My Lords, I wish that every potential risk was clear before one ever signed a contract, as that is part of the problem. The Government are aware that part of the problem with public procurement is that it has proved easier to contract with very large-scale providers which then very often subcontract to other suppliers. We are moving towards the target of 25% of contracts going to small and medium-sized suppliers so that there are direct relations with those who are actually on the ground providing the service in the regions and the localities. That is one of the things that we hope will improve the quality.
My Lords, does the Minister agree that the original concept of hiring commercial enterprise to conduct the business of the Government was meant to gain better efficiency and value for money? Does he agree that this has failed in the sense that most of these private contractors actually spend most of their time enhancing their profit margins instead of looking after the service that they are supposed to be providing? Serco, as he has already mentioned, is the classic example where, I believe, there are allegations of fraudulent activities.
My Lords, in the case of Serco, the noble Lord will have seen that a number of senior executives have resigned in recent weeks. We welcome that and see it as a positive first step in the process of corporate renewal. Across the board, however, I am not sure that I would wish to blacken every company providing services for the state in the way that the noble Lord has perhaps suggested.
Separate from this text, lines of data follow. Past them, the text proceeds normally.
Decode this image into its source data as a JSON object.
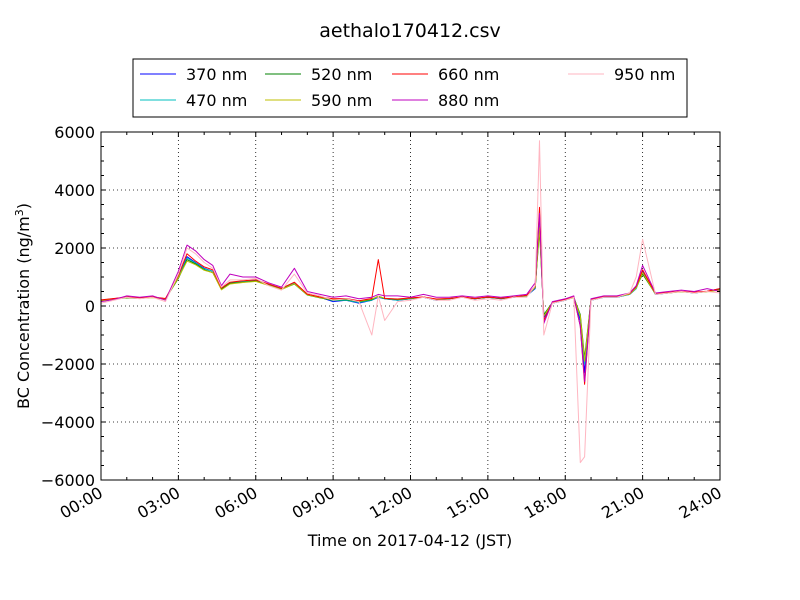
{
  "chart_data": {
    "type": "line",
    "title": "aethalo170412.csv",
    "xlabel": "Time on 2017-04-12 (JST)",
    "ylabel_main": "BC Concentration (ng/m",
    "ylabel_sup": "3",
    "ylabel_tail": ")",
    "xlim": [
      "00:00",
      "24:00"
    ],
    "ylim": [
      -6000,
      6000
    ],
    "x_ticks": [
      "00:00",
      "03:00",
      "06:00",
      "09:00",
      "12:00",
      "15:00",
      "18:00",
      "21:00",
      "24:00"
    ],
    "y_ticks": [
      "6000",
      "4000",
      "2000",
      "0",
      "−2000",
      "−4000",
      "−6000"
    ],
    "grid": true,
    "legend_position": "top-center",
    "x": [
      "00:00",
      "00:30",
      "01:00",
      "01:30",
      "02:00",
      "02:30",
      "03:00",
      "03:20",
      "03:40",
      "04:00",
      "04:20",
      "04:40",
      "05:00",
      "05:30",
      "06:00",
      "06:30",
      "07:00",
      "07:30",
      "08:00",
      "08:30",
      "09:00",
      "09:30",
      "10:00",
      "10:30",
      "10:45",
      "11:00",
      "11:30",
      "12:00",
      "12:30",
      "13:00",
      "13:30",
      "14:00",
      "14:30",
      "15:00",
      "15:30",
      "16:00",
      "16:30",
      "16:50",
      "17:00",
      "17:10",
      "17:30",
      "18:00",
      "18:20",
      "18:35",
      "18:45",
      "19:00",
      "19:30",
      "20:00",
      "20:30",
      "20:45",
      "21:00",
      "21:30",
      "22:00",
      "22:30",
      "23:00",
      "23:30",
      "24:00"
    ],
    "series": [
      {
        "name": "370 nm",
        "color": "#0000ff",
        "values": [
          200,
          250,
          300,
          280,
          300,
          250,
          1000,
          1700,
          1500,
          1300,
          1200,
          600,
          800,
          850,
          900,
          750,
          600,
          800,
          400,
          300,
          150,
          200,
          100,
          200,
          300,
          250,
          200,
          250,
          300,
          200,
          250,
          300,
          250,
          300,
          250,
          300,
          350,
          600,
          3000,
          -400,
          100,
          200,
          300,
          -500,
          -2300,
          200,
          300,
          300,
          400,
          600,
          1200,
          400,
          450,
          500,
          450,
          500,
          600
        ]
      },
      {
        "name": "470 nm",
        "color": "#00bfbf",
        "values": [
          200,
          250,
          300,
          280,
          300,
          250,
          1000,
          1650,
          1480,
          1280,
          1200,
          600,
          800,
          850,
          880,
          750,
          600,
          780,
          400,
          300,
          180,
          200,
          120,
          200,
          320,
          250,
          200,
          250,
          300,
          200,
          250,
          300,
          250,
          300,
          250,
          300,
          350,
          620,
          2800,
          -350,
          100,
          200,
          300,
          -400,
          -2000,
          200,
          300,
          300,
          400,
          600,
          1150,
          400,
          450,
          500,
          450,
          500,
          580
        ]
      },
      {
        "name": "520 nm",
        "color": "#008000",
        "values": [
          180,
          240,
          280,
          260,
          300,
          240,
          950,
          1600,
          1450,
          1250,
          1150,
          580,
          780,
          820,
          860,
          720,
          580,
          760,
          380,
          280,
          200,
          220,
          150,
          220,
          340,
          260,
          220,
          260,
          300,
          220,
          250,
          300,
          250,
          300,
          260,
          300,
          350,
          640,
          2600,
          -300,
          120,
          220,
          300,
          -300,
          -1800,
          220,
          320,
          320,
          420,
          650,
          1100,
          420,
          460,
          500,
          470,
          500,
          560
        ]
      },
      {
        "name": "590 nm",
        "color": "#bfbf00",
        "values": [
          190,
          240,
          290,
          270,
          290,
          240,
          980,
          1550,
          1420,
          1230,
          1150,
          560,
          760,
          810,
          850,
          710,
          570,
          770,
          390,
          290,
          220,
          240,
          160,
          240,
          330,
          270,
          230,
          270,
          310,
          230,
          260,
          310,
          260,
          310,
          270,
          310,
          360,
          650,
          2700,
          -350,
          110,
          210,
          290,
          -350,
          -1900,
          210,
          310,
          310,
          410,
          620,
          1150,
          410,
          450,
          490,
          460,
          490,
          550
        ]
      },
      {
        "name": "660 nm",
        "color": "#ff0000",
        "values": [
          210,
          260,
          310,
          290,
          310,
          260,
          1050,
          1800,
          1550,
          1350,
          1250,
          620,
          820,
          870,
          900,
          760,
          610,
          820,
          410,
          310,
          250,
          260,
          180,
          260,
          1600,
          260,
          240,
          280,
          310,
          240,
          260,
          310,
          260,
          310,
          270,
          310,
          370,
          680,
          3400,
          -500,
          130,
          230,
          310,
          -700,
          -2700,
          230,
          330,
          330,
          430,
          680,
          1250,
          430,
          470,
          510,
          480,
          510,
          600
        ]
      },
      {
        "name": "880 nm",
        "color": "#bf00bf",
        "values": [
          150,
          220,
          350,
          300,
          350,
          200,
          1200,
          2100,
          1900,
          1600,
          1400,
          700,
          1100,
          1000,
          1000,
          800,
          650,
          1300,
          500,
          400,
          300,
          350,
          250,
          300,
          400,
          350,
          350,
          300,
          400,
          300,
          300,
          350,
          300,
          350,
          300,
          350,
          400,
          800,
          3200,
          -600,
          150,
          250,
          350,
          -700,
          -2600,
          250,
          350,
          350,
          450,
          700,
          1400,
          450,
          500,
          550,
          500,
          600,
          500
        ]
      },
      {
        "name": "950 nm",
        "color": "#ffb6c1",
        "values": [
          100,
          200,
          300,
          250,
          300,
          150,
          1100,
          2000,
          1800,
          1500,
          1300,
          650,
          900,
          900,
          950,
          700,
          550,
          1100,
          450,
          350,
          200,
          250,
          150,
          -1000,
          350,
          -500,
          150,
          200,
          300,
          200,
          200,
          300,
          200,
          250,
          200,
          300,
          300,
          700,
          5700,
          -1000,
          100,
          200,
          300,
          -5400,
          -5200,
          200,
          300,
          300,
          450,
          1000,
          2300,
          400,
          450,
          500,
          450,
          500,
          450
        ]
      }
    ]
  }
}
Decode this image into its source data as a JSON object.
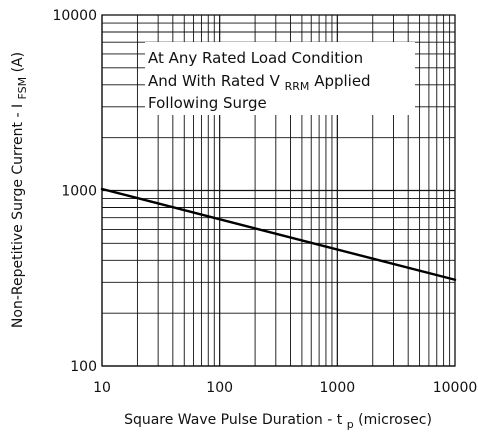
{
  "chart_data": {
    "type": "line",
    "x_scale": "log",
    "y_scale": "log",
    "xlim": [
      10,
      10000
    ],
    "ylim": [
      100,
      10000
    ],
    "x_ticks": [
      {
        "value": 10,
        "label": "10"
      },
      {
        "value": 100,
        "label": "100"
      },
      {
        "value": 1000,
        "label": "1000"
      },
      {
        "value": 10000,
        "label": "10000"
      }
    ],
    "y_ticks": [
      {
        "value": 100,
        "label": "100"
      },
      {
        "value": 1000,
        "label": "1000"
      },
      {
        "value": 10000,
        "label": "10000"
      }
    ],
    "xlabel": {
      "main": "Square Wave Pulse Duration - t",
      "subscript": "p",
      "suffix": " (microsec)"
    },
    "ylabel": {
      "main": "Non-Repetitive Surge Current - I",
      "subscript": "FSM",
      "suffix": " (A)"
    },
    "annotation": {
      "line1": "At Any Rated Load Condition",
      "line2_main": "And With Rated V",
      "line2_sub": "RRM",
      "line2_suffix": " Applied",
      "line3": "Following Surge"
    },
    "grid": "on",
    "series": [
      {
        "points": [
          {
            "x": 10,
            "y": 1020
          },
          {
            "x": 10000,
            "y": 310
          }
        ],
        "color": "#000000"
      }
    ]
  }
}
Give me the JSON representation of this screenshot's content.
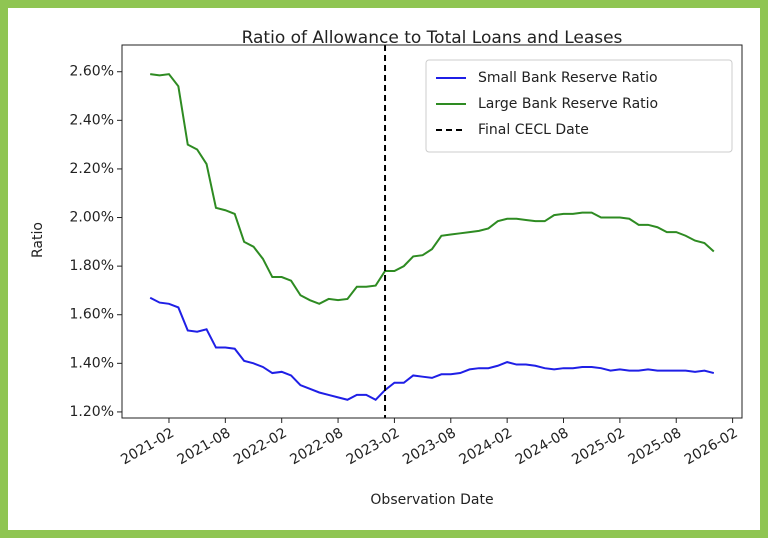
{
  "chart_data": {
    "type": "line",
    "title": "Ratio of Allowance to Total Loans and Leases",
    "xlabel": "Observation Date",
    "ylabel": "Ratio",
    "x": [
      "2020-12",
      "2021-01",
      "2021-02",
      "2021-03",
      "2021-04",
      "2021-05",
      "2021-06",
      "2021-07",
      "2021-08",
      "2021-09",
      "2021-10",
      "2021-11",
      "2021-12",
      "2022-01",
      "2022-02",
      "2022-03",
      "2022-04",
      "2022-05",
      "2022-06",
      "2022-07",
      "2022-08",
      "2022-09",
      "2022-10",
      "2022-11",
      "2022-12",
      "2023-01",
      "2023-02",
      "2023-03",
      "2023-04",
      "2023-05",
      "2023-06",
      "2023-07",
      "2023-08",
      "2023-09",
      "2023-10",
      "2023-11",
      "2023-12",
      "2024-01",
      "2024-02",
      "2024-03",
      "2024-04",
      "2024-05",
      "2024-06",
      "2024-07",
      "2024-08",
      "2024-09",
      "2024-10",
      "2024-11",
      "2024-12",
      "2025-01",
      "2025-02",
      "2025-03",
      "2025-04",
      "2025-05",
      "2025-06",
      "2025-07",
      "2025-08",
      "2025-09",
      "2025-10",
      "2025-11",
      "2025-12"
    ],
    "series": [
      {
        "name": "Small Bank Reserve Ratio",
        "color": "#1f1fe6",
        "values": [
          1.67,
          1.65,
          1.645,
          1.63,
          1.535,
          1.53,
          1.54,
          1.465,
          1.465,
          1.46,
          1.41,
          1.4,
          1.385,
          1.36,
          1.365,
          1.35,
          1.31,
          1.295,
          1.28,
          1.27,
          1.26,
          1.25,
          1.27,
          1.27,
          1.25,
          1.29,
          1.32,
          1.32,
          1.35,
          1.345,
          1.34,
          1.355,
          1.355,
          1.36,
          1.375,
          1.38,
          1.38,
          1.39,
          1.405,
          1.395,
          1.395,
          1.39,
          1.38,
          1.375,
          1.38,
          1.38,
          1.385,
          1.385,
          1.38,
          1.37,
          1.375,
          1.37,
          1.37,
          1.375,
          1.37,
          1.37,
          1.37,
          1.37,
          1.365,
          1.37,
          1.36
        ]
      },
      {
        "name": "Large Bank Reserve Ratio",
        "color": "#2e8b22",
        "values": [
          2.59,
          2.585,
          2.59,
          2.54,
          2.3,
          2.28,
          2.22,
          2.04,
          2.03,
          2.015,
          1.9,
          1.88,
          1.83,
          1.755,
          1.755,
          1.74,
          1.68,
          1.66,
          1.645,
          1.665,
          1.66,
          1.665,
          1.715,
          1.715,
          1.72,
          1.78,
          1.78,
          1.8,
          1.84,
          1.845,
          1.87,
          1.925,
          1.93,
          1.935,
          1.94,
          1.945,
          1.955,
          1.985,
          1.995,
          1.995,
          1.99,
          1.985,
          1.985,
          2.01,
          2.015,
          2.015,
          2.02,
          2.02,
          2.0,
          2.0,
          2.0,
          1.995,
          1.97,
          1.97,
          1.96,
          1.94,
          1.94,
          1.925,
          1.905,
          1.895,
          1.86
        ]
      }
    ],
    "vlines": [
      {
        "name": "Final CECL Date",
        "x": "2023-01",
        "color": "#000000"
      }
    ],
    "xlim": [
      "2020-09",
      "2026-03"
    ],
    "xticks": [
      "2021-02",
      "2021-08",
      "2022-02",
      "2022-08",
      "2023-02",
      "2023-08",
      "2024-02",
      "2024-08",
      "2025-02",
      "2025-08",
      "2026-02"
    ],
    "ylim": [
      1.175,
      2.71
    ],
    "yticks": [
      {
        "value": 1.2,
        "label": "1.20%"
      },
      {
        "value": 1.4,
        "label": "1.40%"
      },
      {
        "value": 1.6,
        "label": "1.60%"
      },
      {
        "value": 1.8,
        "label": "1.80%"
      },
      {
        "value": 2.0,
        "label": "2.00%"
      },
      {
        "value": 2.2,
        "label": "2.20%"
      },
      {
        "value": 2.4,
        "label": "2.40%"
      },
      {
        "value": 2.6,
        "label": "2.60%"
      }
    ],
    "legend": "upper right",
    "border_color": "#8fc552"
  }
}
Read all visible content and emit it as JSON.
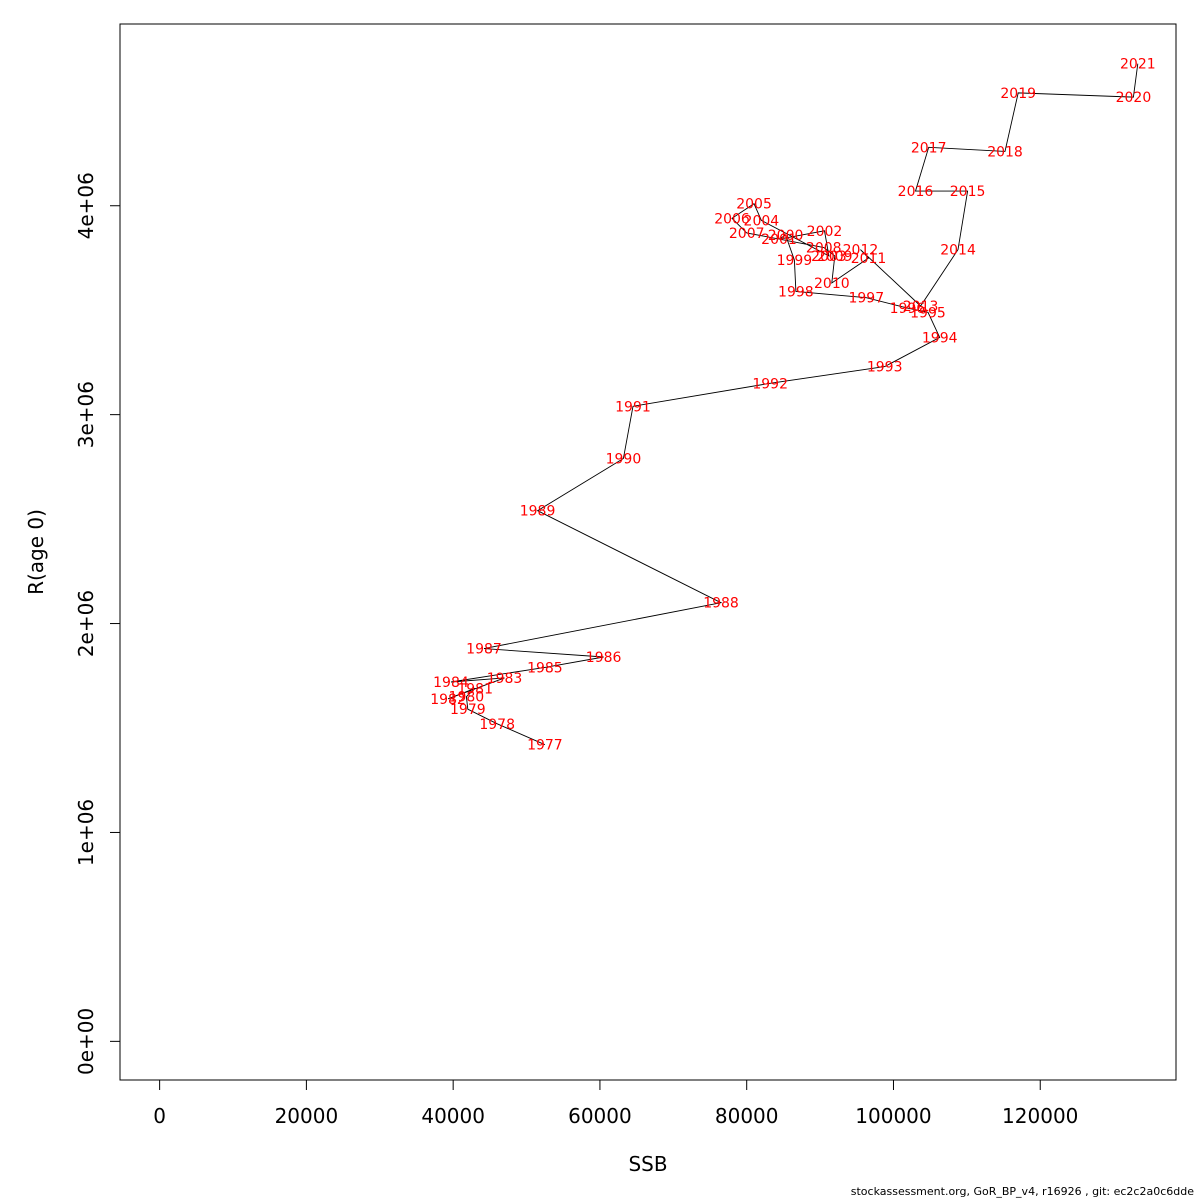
{
  "footer": "stockassessment.org, GoR_BP_v4, r16926 , git: ec2c2a0c6dde",
  "chart_data": {
    "type": "line",
    "xlabel": "SSB",
    "ylabel": "R(age 0)",
    "xlim": [
      -5400,
      138500
    ],
    "ylim": [
      -185000,
      4870000
    ],
    "x_ticks": [
      0,
      20000,
      40000,
      60000,
      80000,
      100000,
      120000
    ],
    "x_tick_labels": [
      "0",
      "20000",
      "40000",
      "60000",
      "80000",
      "100000",
      "120000"
    ],
    "y_ticks": [
      0,
      1000000,
      2000000,
      3000000,
      4000000
    ],
    "y_tick_labels": [
      "0e+00",
      "1e+06",
      "2e+06",
      "3e+06",
      "4e+06"
    ],
    "line_color": "#000000",
    "label_color": "#ff0000",
    "grid": false,
    "points": [
      {
        "year": "1977",
        "x": 52500,
        "y": 1420000
      },
      {
        "year": "1978",
        "x": 46000,
        "y": 1520000
      },
      {
        "year": "1979",
        "x": 42000,
        "y": 1590000
      },
      {
        "year": "1980",
        "x": 41800,
        "y": 1650000
      },
      {
        "year": "1981",
        "x": 43000,
        "y": 1690000
      },
      {
        "year": "1982",
        "x": 39300,
        "y": 1640000
      },
      {
        "year": "1983",
        "x": 47000,
        "y": 1740000
      },
      {
        "year": "1984",
        "x": 39700,
        "y": 1720000
      },
      {
        "year": "1985",
        "x": 52500,
        "y": 1790000
      },
      {
        "year": "1986",
        "x": 60500,
        "y": 1840000
      },
      {
        "year": "1987",
        "x": 44200,
        "y": 1880000
      },
      {
        "year": "1988",
        "x": 76500,
        "y": 2100000
      },
      {
        "year": "1989",
        "x": 51500,
        "y": 2540000
      },
      {
        "year": "1990",
        "x": 63200,
        "y": 2790000
      },
      {
        "year": "1991",
        "x": 64500,
        "y": 3040000
      },
      {
        "year": "1992",
        "x": 83200,
        "y": 3150000
      },
      {
        "year": "1993",
        "x": 98800,
        "y": 3230000
      },
      {
        "year": "1994",
        "x": 106300,
        "y": 3370000
      },
      {
        "year": "1995",
        "x": 104700,
        "y": 3490000
      },
      {
        "year": "1996",
        "x": 101900,
        "y": 3510000
      },
      {
        "year": "1997",
        "x": 96300,
        "y": 3560000
      },
      {
        "year": "1998",
        "x": 86700,
        "y": 3590000
      },
      {
        "year": "1999",
        "x": 86500,
        "y": 3740000
      },
      {
        "year": "2000",
        "x": 85300,
        "y": 3860000
      },
      {
        "year": "2001",
        "x": 84400,
        "y": 3840000
      },
      {
        "year": "2002",
        "x": 90600,
        "y": 3880000
      },
      {
        "year": "2003",
        "x": 91200,
        "y": 3760000
      },
      {
        "year": "2004",
        "x": 82000,
        "y": 3930000
      },
      {
        "year": "2005",
        "x": 81000,
        "y": 4010000
      },
      {
        "year": "2006",
        "x": 78000,
        "y": 3940000
      },
      {
        "year": "2007",
        "x": 80000,
        "y": 3870000
      },
      {
        "year": "2008",
        "x": 90500,
        "y": 3800000
      },
      {
        "year": "2009",
        "x": 92000,
        "y": 3760000
      },
      {
        "year": "2010",
        "x": 91600,
        "y": 3630000
      },
      {
        "year": "2011",
        "x": 96600,
        "y": 3750000
      },
      {
        "year": "2012",
        "x": 95500,
        "y": 3790000
      },
      {
        "year": "2013",
        "x": 103700,
        "y": 3520000
      },
      {
        "year": "2014",
        "x": 108800,
        "y": 3790000
      },
      {
        "year": "2015",
        "x": 110100,
        "y": 4070000
      },
      {
        "year": "2016",
        "x": 103000,
        "y": 4070000
      },
      {
        "year": "2017",
        "x": 104800,
        "y": 4280000
      },
      {
        "year": "2018",
        "x": 115200,
        "y": 4260000
      },
      {
        "year": "2019",
        "x": 117000,
        "y": 4540000
      },
      {
        "year": "2020",
        "x": 132700,
        "y": 4520000
      },
      {
        "year": "2021",
        "x": 133300,
        "y": 4680000
      }
    ]
  }
}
My Lords, I declare my interests as set out in the register. Does my noble friend the Minister accept that there are millions of privately employed workers delivering public services who go to work every day completely dedicated to the quality of services that they deliver to the public? Does he recognise that, in tribute to their efforts, we should be clear that you do not have to be a public sector employee in order to be a public sector servant?
My Lords, one of the reasons why the Government are attempting to encourage more mutuals in this area is that there is considerable evidence that people who work for mutuals have a much stronger sense of service, job satisfaction and co-operative working.
My Lords, can the Government explain why, on the recently announced east coast main line franchise, they have allowed the state railways of the Netherlands, Germany and France to bid but not the directly operated railways that are owned by this Government? What is the difference?